First of my Blade Show pieces

EdCaffreyMS

Forum Owner - Moderator
#1
As usual, I put myself behind the 8 ball again.....lots to do, and short on time. Looks like it will be 12+ hour shop days until the show. Early this morning I put the finishing touches on this culinary set.

Both are my "Fossil" Damascus, with explosion pattern "plug welds". The larger blade is 9" X .112" thick, and the smaller blade is 6" X .100" thick. Both are convex ground, finished out with satin clear Gun-Kote, dark Desert Ironwood scales & Nickel Silver pins. The plan is to have a display rack of Desert Ironwood for them at the show.....but we'll see what time allow. Still have 5 hunters of various types/patterns/steels, a couple of bowies, and folders in the works.









 
Last edited:
#4
As usual, I put myself behind the 8 ball again.....lots to do, and short on time. Looks like it will be 12+ hour shop days until the show. Early this morning I put the finishing touches on this culinary set.

Both are my "Fossil" Damascus, with explosion pattern "plug welds". The larger blade is 9" X .112" thick, and the smaller blade is 6" X .100" thick. Both are convex ground, finished out with satin clear Gun-Kote, dark Desert Ironwood scales & Nickel Silver pins. The plan is to have a display rack of Desert Ironwood for them at the show.....but we'll see what time allow. Still have 5 hunters of various types/patterns/steels, a couple of bowies, and folders in the works.







Gorgeous blades!
 

EdCaffreyMS

Forum Owner - Moderator
#11
I don't mind sharing how they were done. First I built "cans" of fossil damascus.... mostly pieces left over from accordion cutting mosaic billets, the I add 1095 powder, that is mixed with 9% pure nickel powder, to fill all the air voids. The "can" I started with was 4"x4"x8". That "can" was forge welded up, reduced to 2"x2", annealed, then slices were taken off with the bandsaw. Those slices were then forged into the rough profile of what I wanted, and then annealed. After annealing, both profiled blades were surface ground. Mean while I created several round rods of explosion pattern damascus, and forged them round using spring fullers in the air hammer. Those rods were annealed, then turned down on the lathe to .002" over 7/16" so they would press fit into 7/16" holes, which I drilled in the profiled blade blanks.

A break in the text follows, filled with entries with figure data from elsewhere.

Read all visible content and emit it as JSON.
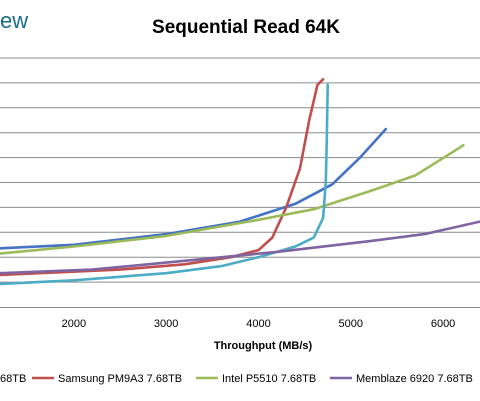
{
  "brand_fragment": "ew",
  "chart_data": {
    "type": "line",
    "title": "Sequential Read 64K",
    "xlabel": "Throughput (MB/s)",
    "ylabel": "",
    "xlim": [
      1200,
      6400
    ],
    "ylim": [
      0,
      14
    ],
    "x_ticks": [
      2000,
      3000,
      4000,
      5000,
      6000
    ],
    "grid": "horizontal",
    "legend_position": "bottom",
    "series": [
      {
        "name": "",
        "legend_fragment": "68TB",
        "color": "#4472c4",
        "points": [
          [
            1200,
            3.3
          ],
          [
            2000,
            3.5
          ],
          [
            3000,
            4.1
          ],
          [
            3800,
            4.8
          ],
          [
            4400,
            5.8
          ],
          [
            4800,
            6.9
          ],
          [
            5100,
            8.4
          ],
          [
            5380,
            10.0
          ]
        ]
      },
      {
        "name": "Samsung PM9A3 7.68TB",
        "color": "#c0504d",
        "points": [
          [
            1200,
            1.8
          ],
          [
            2500,
            2.1
          ],
          [
            3200,
            2.4
          ],
          [
            3700,
            2.8
          ],
          [
            4000,
            3.2
          ],
          [
            4150,
            3.9
          ],
          [
            4300,
            5.6
          ],
          [
            4450,
            7.8
          ],
          [
            4550,
            10.5
          ],
          [
            4640,
            12.5
          ],
          [
            4700,
            12.8
          ]
        ]
      },
      {
        "name": "Intel P5510 7.68TB",
        "color": "#9bbb59",
        "points": [
          [
            1200,
            3.0
          ],
          [
            2000,
            3.4
          ],
          [
            3000,
            4.0
          ],
          [
            4000,
            4.9
          ],
          [
            4600,
            5.5
          ],
          [
            5200,
            6.5
          ],
          [
            5700,
            7.4
          ],
          [
            6100,
            8.7
          ],
          [
            6220,
            9.1
          ]
        ]
      },
      {
        "name": "",
        "color": "#4bacc6",
        "points": [
          [
            1200,
            1.3
          ],
          [
            2000,
            1.5
          ],
          [
            3000,
            1.9
          ],
          [
            3600,
            2.3
          ],
          [
            4000,
            2.8
          ],
          [
            4400,
            3.4
          ],
          [
            4600,
            3.9
          ],
          [
            4700,
            5.0
          ],
          [
            4730,
            7.0
          ],
          [
            4740,
            9.5
          ],
          [
            4750,
            12.5
          ]
        ]
      },
      {
        "name": "Memblaze 6920 7.68TB",
        "color": "#8064a2",
        "points": [
          [
            1200,
            1.9
          ],
          [
            2200,
            2.1
          ],
          [
            3200,
            2.6
          ],
          [
            4200,
            3.1
          ],
          [
            5200,
            3.7
          ],
          [
            5800,
            4.1
          ],
          [
            6400,
            4.8
          ]
        ]
      }
    ]
  }
}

An explanation of how I do the plug welds can be found in this thread: https://knifedogs.com/threads/plug-welding-anyone.47301/

After the plugs were welded in, and the profiles were forged to finished, everything was thermal cycled, then annealed. Next job was to clean the blades up. In this case, I chose to surface grind them to about 1/4" thick. In order to avoid as much warping as possible, I chose to heat treat them at that point, which worked well, and after there were tempered, each were surface ground to their current thickness, then it was just knifemaking 101 to finish them up. The big blade did take a LONG time to grind, simply because It was thin, and I didn't want to risk warping it during grinding.

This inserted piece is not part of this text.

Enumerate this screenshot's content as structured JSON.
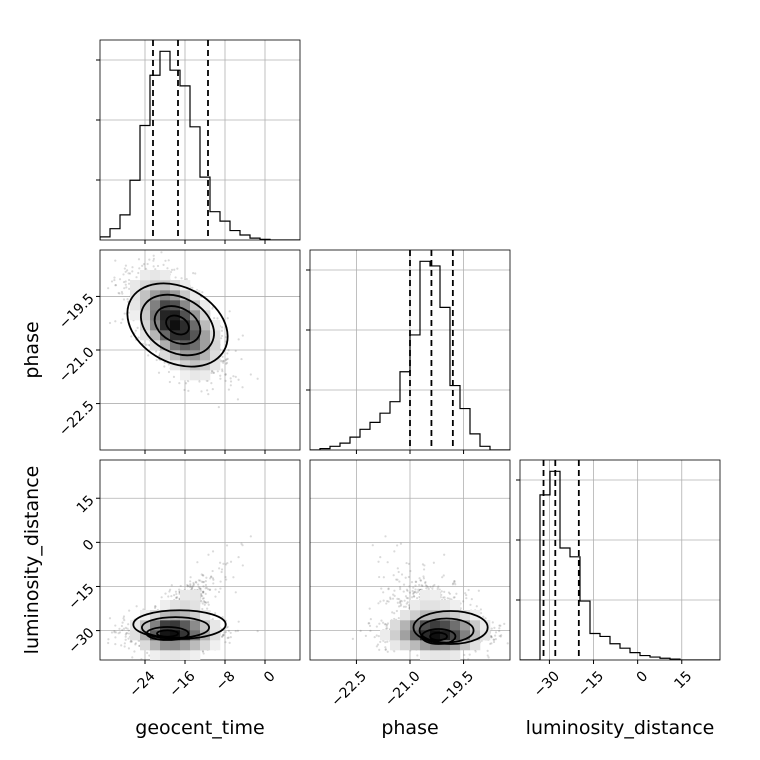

I didn't keep accurate track, but my best guess is there's approx 80-90 hours or so of "hands on" time with them. It was just one of those ideas that got stuck in my head, and wouldn't go away until I did it. :)
 

springer82

Well-Known Member
#12
I'm sure there are more then a few that enjoyed that info. Can I borrow your surface grinder. Just for a little time! lol,,, Did you change it over to a belt or does it still have a wheel?
 

EdCaffreyMS

Forum Owner - Moderator
#14
I'm all about a belt conversion on a surface grinder..... at least for knifemaking....and as long as it's done correctly. There are a couple of drawbacks compared to a wheel, but there are a whole lot more pros than cons IMO.
 
#15
"I didn't keep accurate track, but my best guess is there's approx 80-90 hours or so of "hands on" time with them. It was just one of those ideas that got stuck in my head, and wouldn't go away until I did it."

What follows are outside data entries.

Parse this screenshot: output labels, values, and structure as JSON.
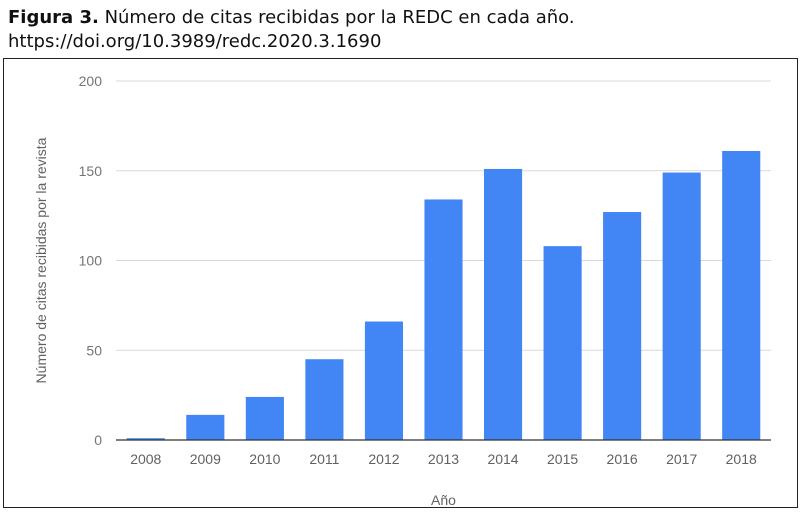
{
  "caption": {
    "label": "Figura 3.",
    "text": "Número de citas recibidas por la REDC en cada año.",
    "doi": "https://doi.org/10.3989/redc.2020.3.1690"
  },
  "chart_data": {
    "type": "bar",
    "categories": [
      "2008",
      "2009",
      "2010",
      "2011",
      "2012",
      "2013",
      "2014",
      "2015",
      "2016",
      "2017",
      "2018"
    ],
    "values": [
      1,
      14,
      24,
      45,
      66,
      134,
      151,
      108,
      127,
      149,
      161
    ],
    "title": "",
    "xlabel": "Año",
    "ylabel": "Número de citas recibidas por la revista",
    "ylim": [
      0,
      200
    ],
    "yticks": [
      0,
      50,
      100,
      150,
      200
    ],
    "grid": true,
    "legend": "none",
    "colors": {
      "bar": "#4285f4",
      "grid": "#d9d9d9",
      "axis": "#333333"
    }
  }
}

Wow....A LOT of work involved.Way to keep with it! I'm sure the show response will be worth it. These are so different looking and attractive...I love the "lines" coming out of the handle on the larger knife...the whole pattern on both is so artistic. (I'm not a big Damascus fan....but these are so different looking)
 

springer82

Well-Known Member
#16
I'm all about a belt conversion on a surface grinder..... at least for knifemaking....and as long as it's done correctly. There are a couple of drawbacks compared to a wheel, but there are a whole lot more pros than cons IMO.
I keep an eye on CL and KBid for a grinder. A knee mill would be nice too. I'd take the grinder first. Ed,,, please define "correctly ".